Dan Cathy, president of the U.S. fast-food chain Chick-fil-A, has long been known as a conservative Christian who closes his restaurants on Sundays. So perhaps it should not have been a surprise that when asked about his and Chick-fil-A’s opposition to same-sex marriage, he said, “I think we are inviting God's judgment on our nation when we shake our fist at Him and say, ‘We know better than you as to what constitutes a marriage.’” He went on to accuse gay-marriage supporters of having a “prideful, arrogant attitude.”
Those remarks prompted sharp criticism from two big-city mayors, Thomas Menino of Boston and Rahm Emanuel in Chicago. In an open letter to Cathy, Menino wrote, “I urge you to back out of your plans to locate in Boston,” and later warned that “if they need licenses in the city, it will be very difficult.” Likewise, the Chicago Sun-Times reported that Emanuel was “determined to block Chick-fil-A from expanding in Chicago” on the grounds that “Chick-fil-A’s values are not Chicago values.” DC mayor Vincent Gray later piled on, calling Cathy’s product “hate chicken.”

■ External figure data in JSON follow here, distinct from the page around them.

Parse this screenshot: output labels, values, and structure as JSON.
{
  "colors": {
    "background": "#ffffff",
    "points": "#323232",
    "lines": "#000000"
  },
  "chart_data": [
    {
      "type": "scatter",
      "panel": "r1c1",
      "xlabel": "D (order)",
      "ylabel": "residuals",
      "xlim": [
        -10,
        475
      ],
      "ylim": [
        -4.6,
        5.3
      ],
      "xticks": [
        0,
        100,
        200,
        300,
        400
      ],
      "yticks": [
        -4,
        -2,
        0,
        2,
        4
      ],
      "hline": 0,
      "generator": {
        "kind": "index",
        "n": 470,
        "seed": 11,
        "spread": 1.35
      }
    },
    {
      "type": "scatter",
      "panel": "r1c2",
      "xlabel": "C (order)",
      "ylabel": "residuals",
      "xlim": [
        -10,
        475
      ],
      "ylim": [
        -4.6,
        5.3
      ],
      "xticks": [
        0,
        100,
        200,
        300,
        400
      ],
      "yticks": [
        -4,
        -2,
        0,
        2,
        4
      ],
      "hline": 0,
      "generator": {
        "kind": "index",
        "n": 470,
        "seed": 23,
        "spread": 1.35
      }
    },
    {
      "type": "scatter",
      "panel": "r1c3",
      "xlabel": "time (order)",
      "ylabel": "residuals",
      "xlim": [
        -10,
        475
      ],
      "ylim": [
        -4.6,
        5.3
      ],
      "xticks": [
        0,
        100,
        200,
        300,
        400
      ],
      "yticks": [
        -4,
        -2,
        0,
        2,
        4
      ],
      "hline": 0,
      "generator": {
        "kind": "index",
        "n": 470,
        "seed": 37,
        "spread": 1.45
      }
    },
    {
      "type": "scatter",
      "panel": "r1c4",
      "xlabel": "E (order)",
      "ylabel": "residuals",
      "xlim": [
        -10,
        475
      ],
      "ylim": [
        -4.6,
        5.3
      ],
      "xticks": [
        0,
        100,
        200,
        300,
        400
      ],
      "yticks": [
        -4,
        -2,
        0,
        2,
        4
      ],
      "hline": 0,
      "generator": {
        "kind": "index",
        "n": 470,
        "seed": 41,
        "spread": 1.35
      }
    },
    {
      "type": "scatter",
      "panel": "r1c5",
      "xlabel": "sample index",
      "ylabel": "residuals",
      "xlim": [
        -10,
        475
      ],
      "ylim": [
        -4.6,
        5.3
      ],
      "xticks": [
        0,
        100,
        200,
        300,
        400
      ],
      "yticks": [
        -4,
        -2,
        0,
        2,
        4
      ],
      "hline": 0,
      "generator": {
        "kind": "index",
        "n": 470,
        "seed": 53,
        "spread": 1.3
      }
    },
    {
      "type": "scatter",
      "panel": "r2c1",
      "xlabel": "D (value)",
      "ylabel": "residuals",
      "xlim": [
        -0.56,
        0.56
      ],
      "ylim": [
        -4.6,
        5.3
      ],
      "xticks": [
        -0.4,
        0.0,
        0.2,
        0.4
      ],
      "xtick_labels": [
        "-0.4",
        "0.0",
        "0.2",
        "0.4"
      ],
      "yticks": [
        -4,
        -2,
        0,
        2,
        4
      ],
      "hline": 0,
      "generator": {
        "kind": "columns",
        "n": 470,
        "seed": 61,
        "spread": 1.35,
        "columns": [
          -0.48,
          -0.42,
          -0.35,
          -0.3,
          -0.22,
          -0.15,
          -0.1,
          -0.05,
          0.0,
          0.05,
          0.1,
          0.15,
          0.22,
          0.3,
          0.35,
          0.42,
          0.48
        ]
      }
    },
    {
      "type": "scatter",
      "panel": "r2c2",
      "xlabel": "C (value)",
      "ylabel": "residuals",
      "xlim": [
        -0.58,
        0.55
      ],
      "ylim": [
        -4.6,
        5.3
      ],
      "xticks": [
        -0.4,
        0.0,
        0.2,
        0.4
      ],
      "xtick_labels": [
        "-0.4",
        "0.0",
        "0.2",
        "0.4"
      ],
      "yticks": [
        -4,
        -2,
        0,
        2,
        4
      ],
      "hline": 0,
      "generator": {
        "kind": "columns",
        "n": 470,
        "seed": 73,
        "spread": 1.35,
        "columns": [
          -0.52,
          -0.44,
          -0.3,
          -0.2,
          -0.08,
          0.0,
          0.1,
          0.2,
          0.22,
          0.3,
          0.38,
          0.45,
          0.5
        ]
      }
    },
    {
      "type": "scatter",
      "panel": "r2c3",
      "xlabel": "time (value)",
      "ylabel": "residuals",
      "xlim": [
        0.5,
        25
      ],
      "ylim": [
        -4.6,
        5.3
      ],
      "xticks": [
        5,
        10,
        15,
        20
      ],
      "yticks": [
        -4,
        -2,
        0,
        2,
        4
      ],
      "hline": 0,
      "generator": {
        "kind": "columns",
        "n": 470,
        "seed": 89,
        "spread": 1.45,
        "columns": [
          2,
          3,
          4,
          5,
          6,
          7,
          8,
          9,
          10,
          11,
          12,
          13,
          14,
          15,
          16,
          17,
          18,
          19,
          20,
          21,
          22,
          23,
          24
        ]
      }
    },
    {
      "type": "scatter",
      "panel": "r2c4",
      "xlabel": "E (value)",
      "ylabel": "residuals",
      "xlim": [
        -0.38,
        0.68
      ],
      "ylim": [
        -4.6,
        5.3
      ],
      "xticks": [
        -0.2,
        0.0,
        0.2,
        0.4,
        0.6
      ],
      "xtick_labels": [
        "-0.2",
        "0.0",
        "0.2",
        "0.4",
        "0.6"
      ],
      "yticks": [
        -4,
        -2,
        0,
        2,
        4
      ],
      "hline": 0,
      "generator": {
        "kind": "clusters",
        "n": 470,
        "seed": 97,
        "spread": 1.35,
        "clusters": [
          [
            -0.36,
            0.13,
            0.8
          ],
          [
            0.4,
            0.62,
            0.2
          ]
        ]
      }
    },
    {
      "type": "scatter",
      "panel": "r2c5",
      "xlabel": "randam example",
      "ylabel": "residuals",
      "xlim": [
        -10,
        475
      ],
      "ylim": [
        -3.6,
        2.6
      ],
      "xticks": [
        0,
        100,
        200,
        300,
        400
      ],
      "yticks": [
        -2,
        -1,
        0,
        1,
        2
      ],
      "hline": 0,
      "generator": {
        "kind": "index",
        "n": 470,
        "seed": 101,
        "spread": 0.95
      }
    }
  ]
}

This writer shares the mayors’ distaste for Cathy’s views. But the idea that government officials can and should block a business when they disagree with the company’s leaders on political issues is even more disturbing. This would be an entirely different story if Chick-fil-A refused to serve or hire openly gay people, which is a violation of the law. But it does not appear that the chain is doing any such thing.
Among others, the Boston Globe’s editorial page issued a strong rebuke of its hometown mayor, asking, “Which part of the First Amendment does Menino not understand?” As the Globe wrote, “Using the power of government to freeze the company out of a city sends a disturbing message to all businesses. If the mayor of a conservative town tried to keep out gay-friendly Starbucks or Apple, it would be an outrage.”
The Globe’s smart editorial is exactly right. The right to free speech must apply equally whether or not one happens to agree with the ideas expressed. Menino’s and Emanuel’s threats, if followed up with concrete actions to block Chick-fil-A, would constitute an outrageous violation of this principle.